TERMINADO el partido, Ernesto Valverde se declaró abiertamente culé. Que no se me entienda mal. Como es natural, el técnico del Athletic se tuvo que posicionar cuestionado por la grey periodística ante la inminente final de Copa y afirmó: “queremos que gane el Barcelona, lógicamente”. Lo dijo sin ambages, lo cual no quiere decir que desee una victoria azulgrana porque éste pueda ser su próximo destino, como se asegura por ahí, sino porque le gustaría que la tropa rojiblanca se clasificase para la Europa League, aunque sea por la vía de servicio, y sufriendo dos eliminatorias previas a modo de purgatorio por hacer el huevón en el tramo final de la temporada, justo cuando hay que demostrar la valía.
Lo sucedido en el partido de ayer se venía venir, para qué nos vamos a engañar. La pérdida del rumbo se produjo en los dos partidos anteriores, ante el Alavés y el Leganés, cuyos jugadores mostraron más coraje y entusiasmo, y de eso se trata cuando se tienen aspiraciones y el fervor de una hinchada ilusionada.

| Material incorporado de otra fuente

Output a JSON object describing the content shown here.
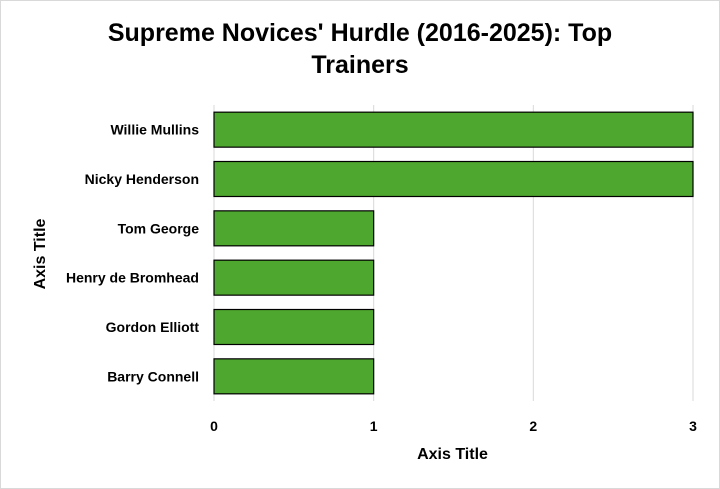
{
  "chart_data": {
    "type": "bar",
    "orientation": "horizontal",
    "title": "Supreme Novices' Hurdle (2016-2025): Top Trainers",
    "title_lines": [
      "Supreme Novices' Hurdle (2016-2025): Top",
      "Trainers"
    ],
    "categories": [
      "Willie Mullins",
      "Nicky Henderson",
      "Tom George",
      "Henry de Bromhead",
      "Gordon Elliott",
      "Barry Connell"
    ],
    "values": [
      3,
      3,
      1,
      1,
      1,
      1
    ],
    "xlabel": "Axis Title",
    "ylabel": "Axis Title",
    "xlim": [
      0,
      3
    ],
    "xticks": [
      "0",
      "1",
      "2",
      "3"
    ],
    "grid": true,
    "bar_color": "#4ea72e",
    "bar_edge_color": "#000000"
  }
}
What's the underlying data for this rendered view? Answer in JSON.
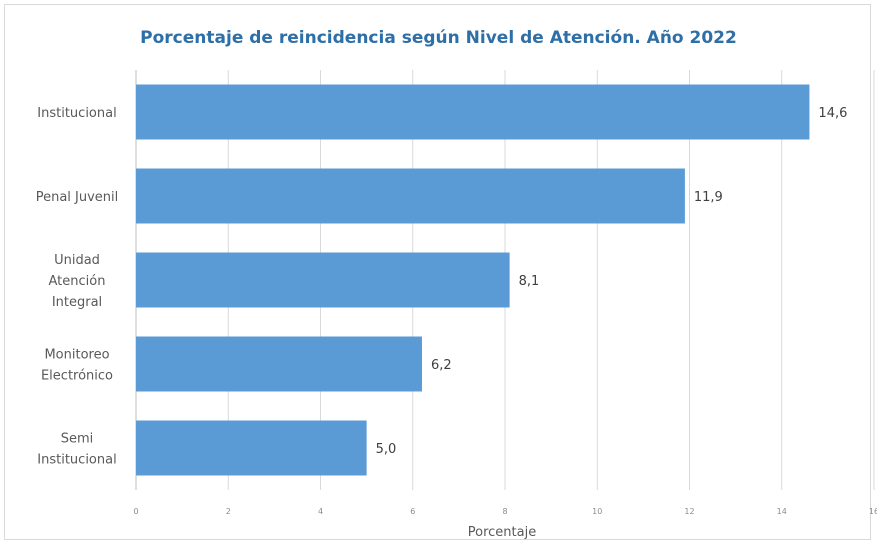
{
  "chart_data": {
    "type": "bar",
    "orientation": "horizontal",
    "title": "Porcentaje de reincidencia según Nivel de Atención. Año 2022",
    "xlabel": "Porcentaje",
    "ylabel": "",
    "categories": [
      [
        "Institucional"
      ],
      [
        "Penal Juvenil"
      ],
      [
        "Unidad",
        "Atención",
        "Integral"
      ],
      [
        "Monitoreo",
        "Electrónico"
      ],
      [
        "Semi",
        "Institucional"
      ]
    ],
    "values": [
      14.6,
      11.9,
      8.1,
      6.2,
      5.0
    ],
    "value_labels": [
      "14,6",
      "11,9",
      "8,1",
      "6,2",
      "5,0"
    ],
    "xlim": [
      0,
      16
    ],
    "xticks": [
      0,
      2,
      4,
      6,
      8,
      10,
      12,
      14,
      16
    ],
    "xtick_labels": [
      "0",
      "2",
      "4",
      "6",
      "8",
      "10",
      "12",
      "14",
      "16"
    ],
    "grid": "vertical",
    "legend": "none",
    "bar_color": "#5b9bd5",
    "title_color": "#2e6fa7",
    "grid_color": "#d9d9d9"
  }
}
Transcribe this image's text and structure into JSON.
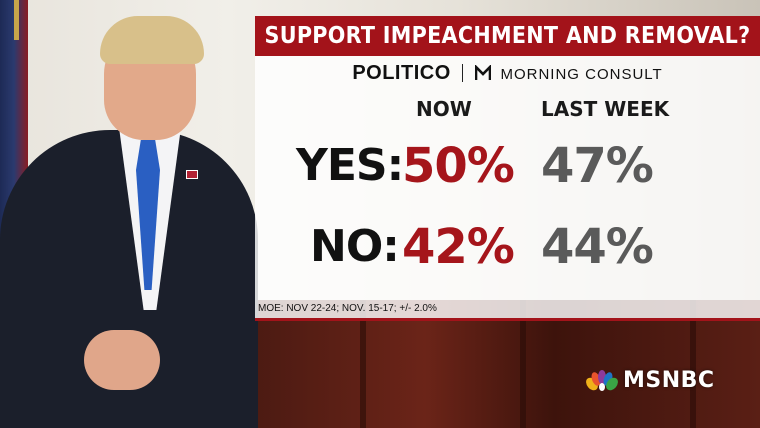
{
  "headline": "SUPPORT IMPEACHMENT AND REMOVAL?",
  "source": {
    "politico": "POLITICO",
    "morning_consult": "MORNING CONSULT"
  },
  "columns": {
    "now": "NOW",
    "last_week": "LAST WEEK"
  },
  "rows": [
    {
      "label": "YES:",
      "now": "50%",
      "last_week": "47%"
    },
    {
      "label": "NO:",
      "now": "42%",
      "last_week": "44%"
    }
  ],
  "footnote": "MOE: NOV 22-24; NOV. 15-17; +/- 2.0%",
  "network": "MSNBC",
  "colors": {
    "accent_red": "#a3131a",
    "now_red": "#a5151b",
    "last_gray": "#5a5a5a"
  }
}
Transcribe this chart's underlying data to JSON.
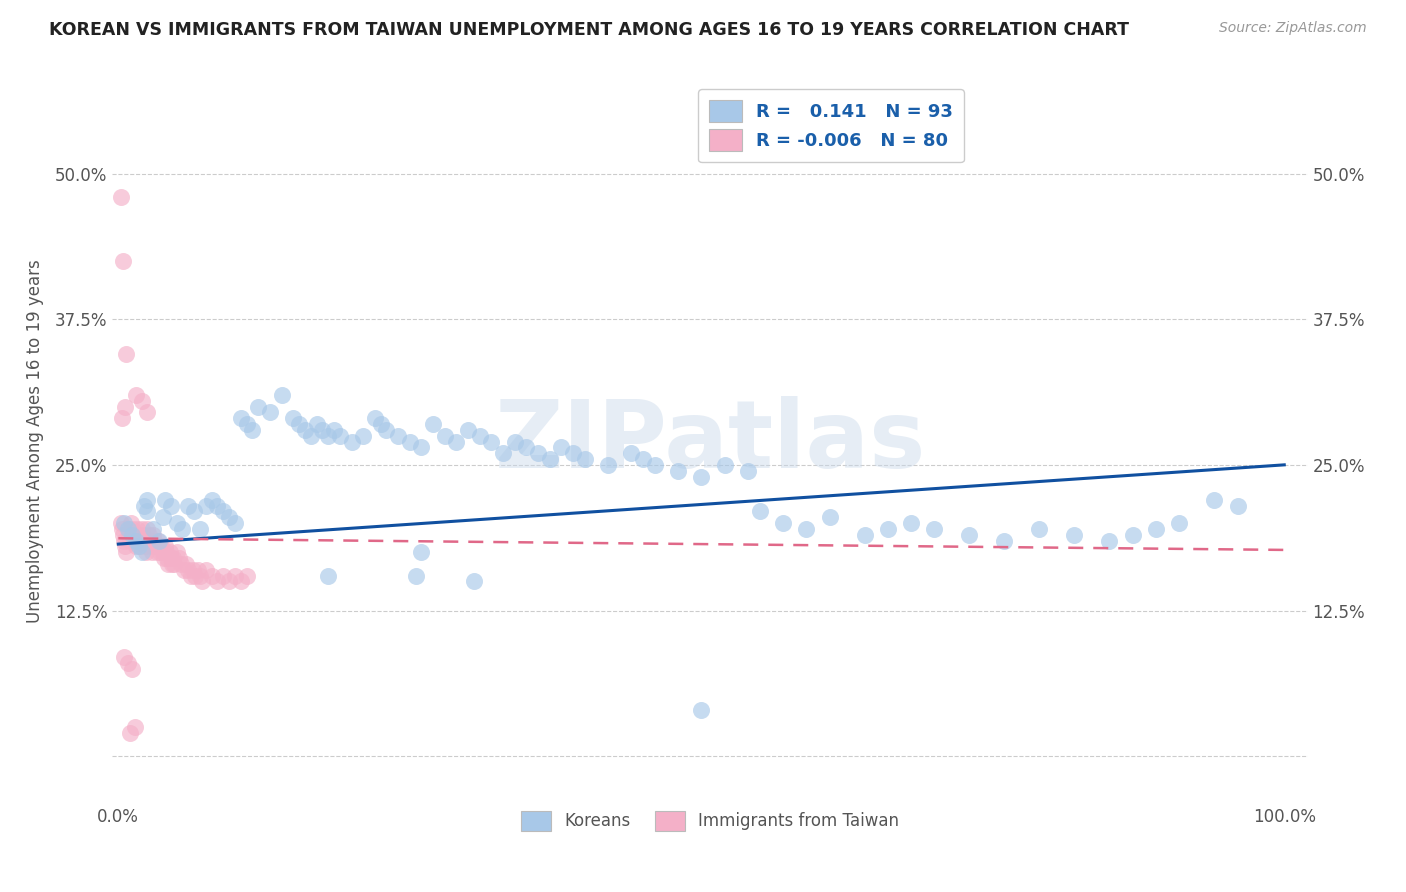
{
  "title": "KOREAN VS IMMIGRANTS FROM TAIWAN UNEMPLOYMENT AMONG AGES 16 TO 19 YEARS CORRELATION CHART",
  "source": "Source: ZipAtlas.com",
  "ylabel": "Unemployment Among Ages 16 to 19 years",
  "xlim": [
    -0.005,
    1.02
  ],
  "ylim": [
    -0.04,
    0.58
  ],
  "xticks": [
    0.0,
    0.25,
    0.5,
    0.75,
    1.0
  ],
  "xticklabels": [
    "0.0%",
    "",
    "",
    "",
    "100.0%"
  ],
  "yticks": [
    0.0,
    0.125,
    0.25,
    0.375,
    0.5
  ],
  "yticklabels": [
    "",
    "12.5%",
    "25.0%",
    "37.5%",
    "50.0%"
  ],
  "korean_R": 0.141,
  "korean_N": 93,
  "taiwan_R": -0.006,
  "taiwan_N": 80,
  "korean_color": "#a8c8e8",
  "taiwan_color": "#f4b0c8",
  "korean_line_color": "#1050a0",
  "taiwan_line_color": "#e06888",
  "watermark": "ZIPatlas",
  "legend_korean": "Koreans",
  "legend_taiwan": "Immigrants from Taiwan",
  "korean_x": [
    0.005,
    0.008,
    0.012,
    0.015,
    0.018,
    0.02,
    0.022,
    0.025,
    0.025,
    0.03,
    0.035,
    0.038,
    0.04,
    0.045,
    0.05,
    0.055,
    0.06,
    0.065,
    0.07,
    0.075,
    0.08,
    0.085,
    0.09,
    0.095,
    0.1,
    0.105,
    0.11,
    0.115,
    0.12,
    0.13,
    0.14,
    0.15,
    0.155,
    0.16,
    0.165,
    0.17,
    0.175,
    0.18,
    0.185,
    0.19,
    0.2,
    0.21,
    0.22,
    0.225,
    0.23,
    0.24,
    0.25,
    0.26,
    0.27,
    0.28,
    0.29,
    0.3,
    0.31,
    0.32,
    0.33,
    0.34,
    0.35,
    0.36,
    0.37,
    0.38,
    0.39,
    0.4,
    0.42,
    0.44,
    0.45,
    0.46,
    0.48,
    0.5,
    0.52,
    0.54,
    0.55,
    0.57,
    0.59,
    0.61,
    0.64,
    0.66,
    0.68,
    0.7,
    0.73,
    0.76,
    0.79,
    0.82,
    0.85,
    0.87,
    0.89,
    0.91,
    0.94,
    0.96,
    0.18,
    0.255,
    0.305,
    0.26,
    0.5
  ],
  "korean_y": [
    0.2,
    0.195,
    0.19,
    0.185,
    0.18,
    0.175,
    0.215,
    0.21,
    0.22,
    0.195,
    0.185,
    0.205,
    0.22,
    0.215,
    0.2,
    0.195,
    0.215,
    0.21,
    0.195,
    0.215,
    0.22,
    0.215,
    0.21,
    0.205,
    0.2,
    0.29,
    0.285,
    0.28,
    0.3,
    0.295,
    0.31,
    0.29,
    0.285,
    0.28,
    0.275,
    0.285,
    0.28,
    0.275,
    0.28,
    0.275,
    0.27,
    0.275,
    0.29,
    0.285,
    0.28,
    0.275,
    0.27,
    0.265,
    0.285,
    0.275,
    0.27,
    0.28,
    0.275,
    0.27,
    0.26,
    0.27,
    0.265,
    0.26,
    0.255,
    0.265,
    0.26,
    0.255,
    0.25,
    0.26,
    0.255,
    0.25,
    0.245,
    0.24,
    0.25,
    0.245,
    0.21,
    0.2,
    0.195,
    0.205,
    0.19,
    0.195,
    0.2,
    0.195,
    0.19,
    0.185,
    0.195,
    0.19,
    0.185,
    0.19,
    0.195,
    0.2,
    0.22,
    0.215,
    0.155,
    0.155,
    0.15,
    0.175,
    0.04
  ],
  "taiwan_x": [
    0.002,
    0.003,
    0.004,
    0.005,
    0.006,
    0.007,
    0.008,
    0.009,
    0.01,
    0.011,
    0.012,
    0.013,
    0.014,
    0.015,
    0.016,
    0.017,
    0.018,
    0.019,
    0.02,
    0.021,
    0.022,
    0.023,
    0.024,
    0.025,
    0.026,
    0.027,
    0.028,
    0.029,
    0.03,
    0.031,
    0.032,
    0.033,
    0.034,
    0.035,
    0.036,
    0.037,
    0.038,
    0.039,
    0.04,
    0.041,
    0.042,
    0.043,
    0.044,
    0.045,
    0.046,
    0.047,
    0.048,
    0.05,
    0.052,
    0.054,
    0.056,
    0.058,
    0.06,
    0.062,
    0.064,
    0.066,
    0.068,
    0.07,
    0.072,
    0.075,
    0.08,
    0.085,
    0.09,
    0.095,
    0.1,
    0.105,
    0.11,
    0.005,
    0.008,
    0.012,
    0.003,
    0.006,
    0.015,
    0.02,
    0.025,
    0.002,
    0.004,
    0.007,
    0.01,
    0.014
  ],
  "taiwan_y": [
    0.2,
    0.195,
    0.19,
    0.185,
    0.18,
    0.175,
    0.195,
    0.19,
    0.185,
    0.2,
    0.195,
    0.19,
    0.185,
    0.18,
    0.195,
    0.19,
    0.185,
    0.18,
    0.195,
    0.19,
    0.185,
    0.18,
    0.175,
    0.195,
    0.19,
    0.185,
    0.18,
    0.175,
    0.19,
    0.185,
    0.18,
    0.175,
    0.185,
    0.18,
    0.175,
    0.18,
    0.175,
    0.17,
    0.18,
    0.175,
    0.17,
    0.165,
    0.175,
    0.17,
    0.165,
    0.17,
    0.165,
    0.175,
    0.17,
    0.165,
    0.16,
    0.165,
    0.16,
    0.155,
    0.16,
    0.155,
    0.16,
    0.155,
    0.15,
    0.16,
    0.155,
    0.15,
    0.155,
    0.15,
    0.155,
    0.15,
    0.155,
    0.085,
    0.08,
    0.075,
    0.29,
    0.3,
    0.31,
    0.305,
    0.295,
    0.48,
    0.425,
    0.345,
    0.02,
    0.025
  ]
}
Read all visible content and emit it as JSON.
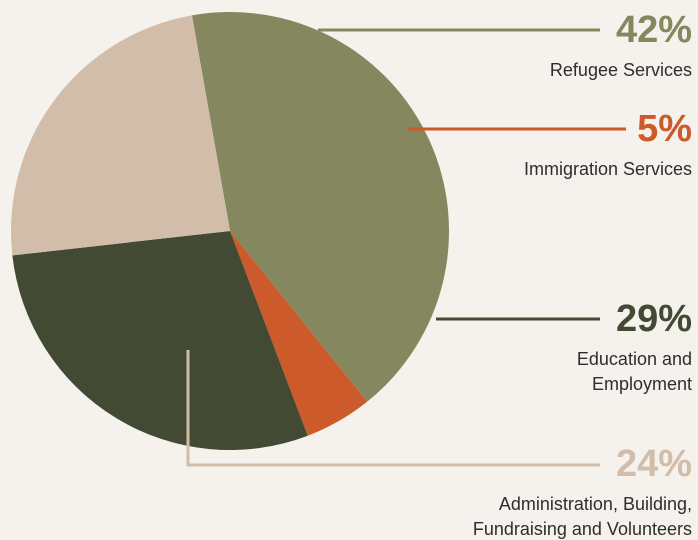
{
  "chart_data": {
    "type": "pie",
    "start_angle_deg": 260,
    "direction": "clockwise",
    "slices": [
      {
        "label_lines": [
          "Refugee Services"
        ],
        "value": 42,
        "value_text": "42%",
        "color": "#85875f"
      },
      {
        "label_lines": [
          "Immigration Services"
        ],
        "value": 5,
        "value_text": "5%",
        "color": "#cc5a2b"
      },
      {
        "label_lines": [
          "Education and",
          "Employment"
        ],
        "value": 29,
        "value_text": "29%",
        "color": "#424a34"
      },
      {
        "label_lines": [
          "Administration, Building,",
          "Fundraising and Volunteers"
        ],
        "value": 24,
        "value_text": "24%",
        "color": "#d1bda9"
      }
    ]
  }
}
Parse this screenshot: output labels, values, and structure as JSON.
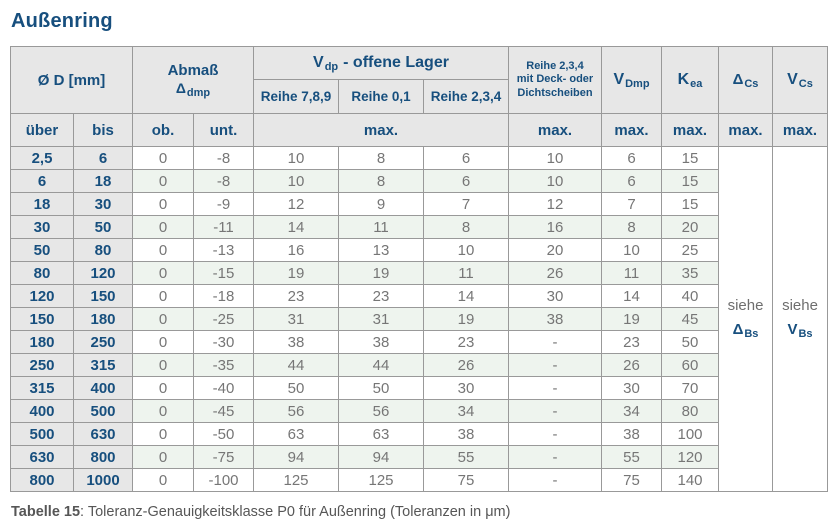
{
  "page": {
    "title": "Außenring",
    "caption_label": "Tabelle 15",
    "caption_rest": ": Toleranz-Genauigkeitsklasse P0 für Außenring (Toleranzen in μm)"
  },
  "colors": {
    "accent_blue": "#174F7E",
    "data_text_gray": "#767676",
    "grid_line_gray": "#999999",
    "header_bg_gray": "#E7E7E7",
    "row_alt_green": "#EEF4EE",
    "row_white": "#FFFFFF",
    "caption_gray": "#565656"
  },
  "table": {
    "header": {
      "d_col": "Ø D  [mm]",
      "abmass_line1": "Abmaß",
      "abmass_symbol": "Δ",
      "abmass_sub": "dmp",
      "vdp_main": "V",
      "vdp_sub": "dp",
      "vdp_rest": "-  offene Lager",
      "reihe_789": "Reihe 7,8,9",
      "reihe_01": "Reihe 0,1",
      "reihe_234": "Reihe 2,3,4",
      "deck_line1": "Reihe 2,3,4",
      "deck_line2": "mit Deck- oder",
      "deck_line3": "Dichtscheiben",
      "vdmp_main": "V",
      "vdmp_sub": "Dmp",
      "kea_main": "K",
      "kea_sub": "ea",
      "dcs_main": "Δ",
      "dcs_sub": "Cs",
      "vcs_main": "V",
      "vcs_sub": "Cs",
      "ueber": "über",
      "bis": "bis",
      "ob": "ob.",
      "unt": "unt.",
      "max": "max."
    },
    "col_names": [
      "ueber-value",
      "bis-value",
      "ob-value",
      "unt-value",
      "reihe789-value",
      "reihe01-value",
      "reihe234-value",
      "dichtscheiben-value",
      "vdmp-value",
      "kea-value"
    ],
    "rows": [
      [
        "2,5",
        "6",
        "0",
        "-8",
        "10",
        "8",
        "6",
        "10",
        "6",
        "15"
      ],
      [
        "6",
        "18",
        "0",
        "-8",
        "10",
        "8",
        "6",
        "10",
        "6",
        "15"
      ],
      [
        "18",
        "30",
        "0",
        "-9",
        "12",
        "9",
        "7",
        "12",
        "7",
        "15"
      ],
      [
        "30",
        "50",
        "0",
        "-11",
        "14",
        "11",
        "8",
        "16",
        "8",
        "20"
      ],
      [
        "50",
        "80",
        "0",
        "-13",
        "16",
        "13",
        "10",
        "20",
        "10",
        "25"
      ],
      [
        "80",
        "120",
        "0",
        "-15",
        "19",
        "19",
        "11",
        "26",
        "11",
        "35"
      ],
      [
        "120",
        "150",
        "0",
        "-18",
        "23",
        "23",
        "14",
        "30",
        "14",
        "40"
      ],
      [
        "150",
        "180",
        "0",
        "-25",
        "31",
        "31",
        "19",
        "38",
        "19",
        "45"
      ],
      [
        "180",
        "250",
        "0",
        "-30",
        "38",
        "38",
        "23",
        "-",
        "23",
        "50"
      ],
      [
        "250",
        "315",
        "0",
        "-35",
        "44",
        "44",
        "26",
        "-",
        "26",
        "60"
      ],
      [
        "315",
        "400",
        "0",
        "-40",
        "50",
        "50",
        "30",
        "-",
        "30",
        "70"
      ],
      [
        "400",
        "500",
        "0",
        "-45",
        "56",
        "56",
        "34",
        "-",
        "34",
        "80"
      ],
      [
        "500",
        "630",
        "0",
        "-50",
        "63",
        "63",
        "38",
        "-",
        "38",
        "100"
      ],
      [
        "630",
        "800",
        "0",
        "-75",
        "94",
        "94",
        "55",
        "-",
        "55",
        "120"
      ],
      [
        "800",
        "1000",
        "0",
        "-100",
        "125",
        "125",
        "75",
        "-",
        "75",
        "140"
      ]
    ],
    "siehe_dbs": {
      "prefix": "siehe",
      "symbol": "Δ",
      "sub": "Bs"
    },
    "siehe_vbs": {
      "prefix": "siehe",
      "symbol": "V",
      "sub": "Bs"
    }
  }
}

Así que Valverde quiere que pierda el Alavés, válgame el cielo, aunque a lo mejor no es por inquina hacia los ilustres vecinos, sino porque ya se encuentra en situación de pensar más en sus futuros intereses. O sea, que quiere que su equipo se lleve a la boca un título, aunque me parece que con esta hipótesis estoy insinuando algo, y no está bien dar pábulo a las especulaciones.
Después de comprobar las muchísimas dificultades que anoche tuvo el Barça para doblegar al recio Eibar (ese árbitro rumboso, capaz de ver penaltis donde no los hay) sería conveniente que Txingurri ponga también un par de velas a la Virgen, que nunca se sabe, o por si acaso tienen algo de enjundia dichas conjeturas.
En definitiva, ¿será cierto que Valverde se marcha del Athletic? Y, de ser así, ¿cuál puede ser su próximo destino? ¿y qué le empuja? ¿Es por desamor? ¿Un fin de ciclo? ¿o quizá le mueve la pasta gansa y anhelos de gloria, aspectos ambos comprensibles, por muy humanos?
Resulta que después de meses de torearnos con el asunto y concluida la temporada, es decir, llegado el momento de confesar lo inconfesable, ahora nos viene Valverde con el cuento de que tampoco toca, que está a expensas de lo que el poderoso Community Manager del club mande y disponga.
Me da la impresión de que la cadenciosa y lánguida despedida de Valverde ha terminado por contaminar al equipo, que también se ha ido desmoronando cadenciosa y lánguidamente, llegando a su cenit ayer, en el día de la verdad, cuando se necesitaba un Calderonazo de aúpa, uno de esos golpes de eficacia que quedan para la historia y llenan de gozo al personal. Bien al contrario, se pudo ver a un Athletic absolutamente inofensivo, sin la más mínima imaginación y cometiendo errores defensivos de bulto para más gloria del Niño Torres. Porque, ¿qué mejor epitafio se podía escribir en el Vicente Calderón? La dulce victoria macerada por uno de sus futbolistas más emblemáticos y frente al equipo matriz, el Athletic bienaventurado. Hay que ponderar en lo que se merece la contribución de Valverde en la fiesta pagana. Si por un lado sacó a sus fieras desbravadas, luego tuvo incluso el detalle de relevar a Raúl García por Susaeta en el minuto 54 en un guiño cómplice, pues sabía de la ovación que le aguardaba al mozo navarro, que también dejó su impronta en el Atlético. Si alguien podía marcar un gol, aunque fuera de casualidad, ese podía ser Raúl.
En cambio no tuvo la misma delicadeza con Ander Iturraspe. Para una vez que le pone de titular le quitó sin contemplaciones en el descanso. Hombre. Se sabe que el muchacho no es santo de su devoción, pero podía disimularlo un poco, porque el partido estaba abocado irremediablemente a la derrota. El jugador se merece una pizca de consideración en aras de su dignidad y, al fin y al cabo, dentro de unos días si te he visto ni me acuerdo. ¿O no?
Entre la chufla que se traían los madrileños al amparo de su abúlico rival, ni los ecos de Vigo trajeron la buena nueva. Empató la Real, el Athletic quiere que pierda el Alavés y Valverde se aleja como difuminado. Con la rara sensación de que tampoco se le echará de menos.